AHRENSBURG, GERMANY — SternEnzym has introduced a new compound for the production of gluten-free wafers.

The Sternzym GA 31077 GF improve makes gluten-free wafers as stable and crispy as standard wafers.

“With the help of this enzyme compound, high-quality wafers can be made from gluten-free flour,” said Angelika Drakulic, application technologist at SternEnzym. “The consumer can’t tell any difference.”

The enzymatic solution Sternzym GA 31077 GF ensures optimum dough viscosity and adaptable wafer sheet color. Sternzym GA 31077 GF can be added to various gluten-free flours and is a mix of standardized glucoamylase enzyme from fungus with a thickener.

Glucoamylase turns starch into glucose units, supporting fermentation and giving an even browning. The thickener contributes to the viscoelastic properties of the dough.

In recent years consumer interest in gluten-free foods has risen sharply. People suffering from celiac disease or gluten intolerance have to be careful not to eat foods containing this protein. But for many consumers, the reasons for choosing gluten-free foods are not strictly medical.

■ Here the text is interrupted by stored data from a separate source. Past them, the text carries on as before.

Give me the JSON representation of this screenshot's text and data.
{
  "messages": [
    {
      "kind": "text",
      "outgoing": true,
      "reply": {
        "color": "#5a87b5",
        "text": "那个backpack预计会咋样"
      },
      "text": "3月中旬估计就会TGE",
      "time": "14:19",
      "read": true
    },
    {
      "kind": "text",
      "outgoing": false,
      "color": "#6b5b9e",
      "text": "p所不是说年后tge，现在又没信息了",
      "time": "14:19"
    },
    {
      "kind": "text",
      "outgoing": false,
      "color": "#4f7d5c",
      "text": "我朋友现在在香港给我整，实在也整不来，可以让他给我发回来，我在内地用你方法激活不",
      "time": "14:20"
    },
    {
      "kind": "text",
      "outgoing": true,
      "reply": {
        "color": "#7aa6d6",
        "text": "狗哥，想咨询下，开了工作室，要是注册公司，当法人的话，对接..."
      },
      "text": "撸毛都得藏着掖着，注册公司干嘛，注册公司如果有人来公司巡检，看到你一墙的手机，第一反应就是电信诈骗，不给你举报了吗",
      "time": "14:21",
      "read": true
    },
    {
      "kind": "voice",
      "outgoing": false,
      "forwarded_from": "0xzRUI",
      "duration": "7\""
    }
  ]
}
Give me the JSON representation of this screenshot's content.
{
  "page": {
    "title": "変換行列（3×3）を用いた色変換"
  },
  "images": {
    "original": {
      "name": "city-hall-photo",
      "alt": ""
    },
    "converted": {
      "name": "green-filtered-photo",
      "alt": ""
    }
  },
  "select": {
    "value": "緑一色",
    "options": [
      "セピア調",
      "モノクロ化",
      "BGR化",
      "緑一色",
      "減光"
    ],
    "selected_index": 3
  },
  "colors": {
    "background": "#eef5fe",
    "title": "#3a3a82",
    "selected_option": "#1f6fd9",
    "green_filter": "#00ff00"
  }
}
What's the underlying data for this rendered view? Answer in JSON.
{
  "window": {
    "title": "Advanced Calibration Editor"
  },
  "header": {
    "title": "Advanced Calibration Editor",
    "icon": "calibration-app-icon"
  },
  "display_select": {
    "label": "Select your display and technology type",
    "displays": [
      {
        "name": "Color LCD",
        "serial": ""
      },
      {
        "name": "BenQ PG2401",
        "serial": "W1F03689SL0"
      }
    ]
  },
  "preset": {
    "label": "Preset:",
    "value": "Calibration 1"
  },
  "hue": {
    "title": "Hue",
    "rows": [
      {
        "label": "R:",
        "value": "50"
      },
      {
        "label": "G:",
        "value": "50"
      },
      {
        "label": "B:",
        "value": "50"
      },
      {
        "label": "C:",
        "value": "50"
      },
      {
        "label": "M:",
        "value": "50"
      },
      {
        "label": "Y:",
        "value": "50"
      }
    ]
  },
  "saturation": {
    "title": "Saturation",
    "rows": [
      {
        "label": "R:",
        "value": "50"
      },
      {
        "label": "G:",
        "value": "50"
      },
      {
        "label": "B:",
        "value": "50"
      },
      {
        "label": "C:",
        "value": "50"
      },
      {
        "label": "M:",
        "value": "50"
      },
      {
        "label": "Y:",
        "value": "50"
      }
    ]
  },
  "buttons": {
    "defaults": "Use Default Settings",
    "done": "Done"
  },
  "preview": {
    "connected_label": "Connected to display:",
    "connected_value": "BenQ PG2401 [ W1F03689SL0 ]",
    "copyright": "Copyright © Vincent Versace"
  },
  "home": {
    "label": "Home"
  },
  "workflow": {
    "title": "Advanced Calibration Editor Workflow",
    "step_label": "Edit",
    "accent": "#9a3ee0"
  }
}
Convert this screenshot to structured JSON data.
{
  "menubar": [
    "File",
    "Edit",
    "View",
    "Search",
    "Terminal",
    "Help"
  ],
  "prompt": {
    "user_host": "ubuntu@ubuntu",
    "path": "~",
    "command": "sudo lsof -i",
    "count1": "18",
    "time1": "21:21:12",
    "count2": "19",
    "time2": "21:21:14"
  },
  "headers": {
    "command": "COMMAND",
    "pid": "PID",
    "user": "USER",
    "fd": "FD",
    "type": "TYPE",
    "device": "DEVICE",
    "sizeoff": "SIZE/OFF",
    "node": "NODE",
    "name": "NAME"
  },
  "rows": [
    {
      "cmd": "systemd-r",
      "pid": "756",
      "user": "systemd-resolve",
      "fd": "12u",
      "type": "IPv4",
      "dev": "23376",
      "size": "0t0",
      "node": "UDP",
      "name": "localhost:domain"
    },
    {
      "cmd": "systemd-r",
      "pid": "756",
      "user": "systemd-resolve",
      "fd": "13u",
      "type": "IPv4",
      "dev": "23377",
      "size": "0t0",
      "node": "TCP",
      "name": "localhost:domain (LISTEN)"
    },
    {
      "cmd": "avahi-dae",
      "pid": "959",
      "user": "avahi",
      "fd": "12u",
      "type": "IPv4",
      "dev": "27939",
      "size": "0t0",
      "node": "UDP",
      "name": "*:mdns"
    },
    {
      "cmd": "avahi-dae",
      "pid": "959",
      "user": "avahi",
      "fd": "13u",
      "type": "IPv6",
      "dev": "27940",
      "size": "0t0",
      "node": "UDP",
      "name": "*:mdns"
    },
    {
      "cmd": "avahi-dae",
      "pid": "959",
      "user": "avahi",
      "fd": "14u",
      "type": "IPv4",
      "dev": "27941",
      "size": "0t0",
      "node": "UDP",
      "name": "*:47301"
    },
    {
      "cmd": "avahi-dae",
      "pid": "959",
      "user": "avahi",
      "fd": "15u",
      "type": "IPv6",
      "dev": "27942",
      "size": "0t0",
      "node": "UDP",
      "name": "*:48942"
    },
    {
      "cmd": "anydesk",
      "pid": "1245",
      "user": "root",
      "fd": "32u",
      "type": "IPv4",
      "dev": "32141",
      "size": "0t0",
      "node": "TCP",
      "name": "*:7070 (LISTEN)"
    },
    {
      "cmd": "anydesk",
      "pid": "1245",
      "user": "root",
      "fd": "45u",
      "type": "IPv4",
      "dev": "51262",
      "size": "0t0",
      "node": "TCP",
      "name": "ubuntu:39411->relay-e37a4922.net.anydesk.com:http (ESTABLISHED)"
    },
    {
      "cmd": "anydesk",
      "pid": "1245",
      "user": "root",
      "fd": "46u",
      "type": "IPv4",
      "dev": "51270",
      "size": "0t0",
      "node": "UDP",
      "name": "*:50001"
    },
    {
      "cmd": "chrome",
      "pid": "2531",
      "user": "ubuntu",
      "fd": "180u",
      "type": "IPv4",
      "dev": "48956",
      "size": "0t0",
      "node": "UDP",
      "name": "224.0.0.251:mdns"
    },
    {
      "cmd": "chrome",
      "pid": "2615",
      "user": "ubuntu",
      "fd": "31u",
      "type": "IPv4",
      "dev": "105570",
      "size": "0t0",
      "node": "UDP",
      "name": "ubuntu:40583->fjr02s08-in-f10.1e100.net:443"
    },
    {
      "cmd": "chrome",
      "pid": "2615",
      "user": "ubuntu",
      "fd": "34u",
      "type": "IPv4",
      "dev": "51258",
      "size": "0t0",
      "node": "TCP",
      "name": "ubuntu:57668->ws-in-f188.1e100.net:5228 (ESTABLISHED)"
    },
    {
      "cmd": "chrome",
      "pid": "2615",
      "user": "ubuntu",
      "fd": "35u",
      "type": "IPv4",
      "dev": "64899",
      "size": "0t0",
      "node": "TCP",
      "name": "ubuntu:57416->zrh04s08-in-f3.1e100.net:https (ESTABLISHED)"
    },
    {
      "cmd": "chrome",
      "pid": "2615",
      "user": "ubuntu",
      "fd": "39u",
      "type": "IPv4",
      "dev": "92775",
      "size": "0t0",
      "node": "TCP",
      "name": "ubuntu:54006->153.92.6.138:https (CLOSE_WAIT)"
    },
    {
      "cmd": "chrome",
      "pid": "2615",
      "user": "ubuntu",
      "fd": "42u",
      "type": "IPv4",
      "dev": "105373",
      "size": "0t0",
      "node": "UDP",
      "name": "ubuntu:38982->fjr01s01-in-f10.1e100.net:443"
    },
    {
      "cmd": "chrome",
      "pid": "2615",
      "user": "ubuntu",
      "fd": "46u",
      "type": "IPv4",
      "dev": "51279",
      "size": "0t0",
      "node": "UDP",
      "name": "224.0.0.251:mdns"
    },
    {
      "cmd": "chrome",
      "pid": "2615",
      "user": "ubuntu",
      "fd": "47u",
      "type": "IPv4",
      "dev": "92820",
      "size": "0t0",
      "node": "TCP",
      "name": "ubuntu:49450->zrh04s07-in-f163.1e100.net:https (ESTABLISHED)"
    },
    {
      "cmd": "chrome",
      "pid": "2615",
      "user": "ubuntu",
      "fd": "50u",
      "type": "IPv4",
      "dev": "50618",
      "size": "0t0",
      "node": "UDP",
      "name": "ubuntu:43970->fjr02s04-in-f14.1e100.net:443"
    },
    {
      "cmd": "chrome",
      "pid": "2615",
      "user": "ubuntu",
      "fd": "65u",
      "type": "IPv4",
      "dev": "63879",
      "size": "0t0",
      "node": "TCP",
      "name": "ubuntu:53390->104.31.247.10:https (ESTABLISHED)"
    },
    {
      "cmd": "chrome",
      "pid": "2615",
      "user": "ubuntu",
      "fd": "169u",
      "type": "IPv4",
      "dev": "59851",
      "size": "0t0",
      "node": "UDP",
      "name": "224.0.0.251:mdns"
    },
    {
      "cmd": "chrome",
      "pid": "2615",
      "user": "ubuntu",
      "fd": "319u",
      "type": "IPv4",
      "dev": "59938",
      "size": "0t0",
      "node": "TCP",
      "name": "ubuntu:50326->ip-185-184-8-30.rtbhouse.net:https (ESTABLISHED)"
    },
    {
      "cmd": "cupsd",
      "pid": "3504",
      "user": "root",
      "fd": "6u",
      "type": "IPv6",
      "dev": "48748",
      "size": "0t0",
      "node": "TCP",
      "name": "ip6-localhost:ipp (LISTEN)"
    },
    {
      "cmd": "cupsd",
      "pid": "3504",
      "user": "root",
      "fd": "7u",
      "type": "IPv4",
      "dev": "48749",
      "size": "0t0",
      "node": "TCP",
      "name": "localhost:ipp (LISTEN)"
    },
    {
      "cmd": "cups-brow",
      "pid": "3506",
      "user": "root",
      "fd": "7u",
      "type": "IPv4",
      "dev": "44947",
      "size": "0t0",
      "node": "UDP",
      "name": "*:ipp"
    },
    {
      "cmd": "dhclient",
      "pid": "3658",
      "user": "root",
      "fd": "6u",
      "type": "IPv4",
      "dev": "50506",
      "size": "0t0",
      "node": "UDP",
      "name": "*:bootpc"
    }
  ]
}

More and more perceive gluten-free products as healthier. Thus, gluten-free is no longer a niche product.

“Adding gluten-free baked goods to a product range is an ideal way for manufacturers to expand their target groups and meet a growing demand,” said Karin Abraham, head of research and development at SternEnzym.

However, gluten-free flour is a challenge in the production of baked goods, because gluten is an important ingredient that gives dough more elasticity and provides a better structure. Gluten also improves mixing tolerance and gas retention ability.

It’s especially difficult to make gluten-free flat baked foods like cookies with a creme filling between thin, crispy wafer sheets. Normally, gluten is part of what gives such thin baked foods their stability. The flour used for high-quality wafer sheets typically has a protein content of 9% to 11%. Lower than that, the wafer is too soft and fragile. Higher than that, the wafer becomes too hard. These fluctuations can in principle be compensated for with enzymes.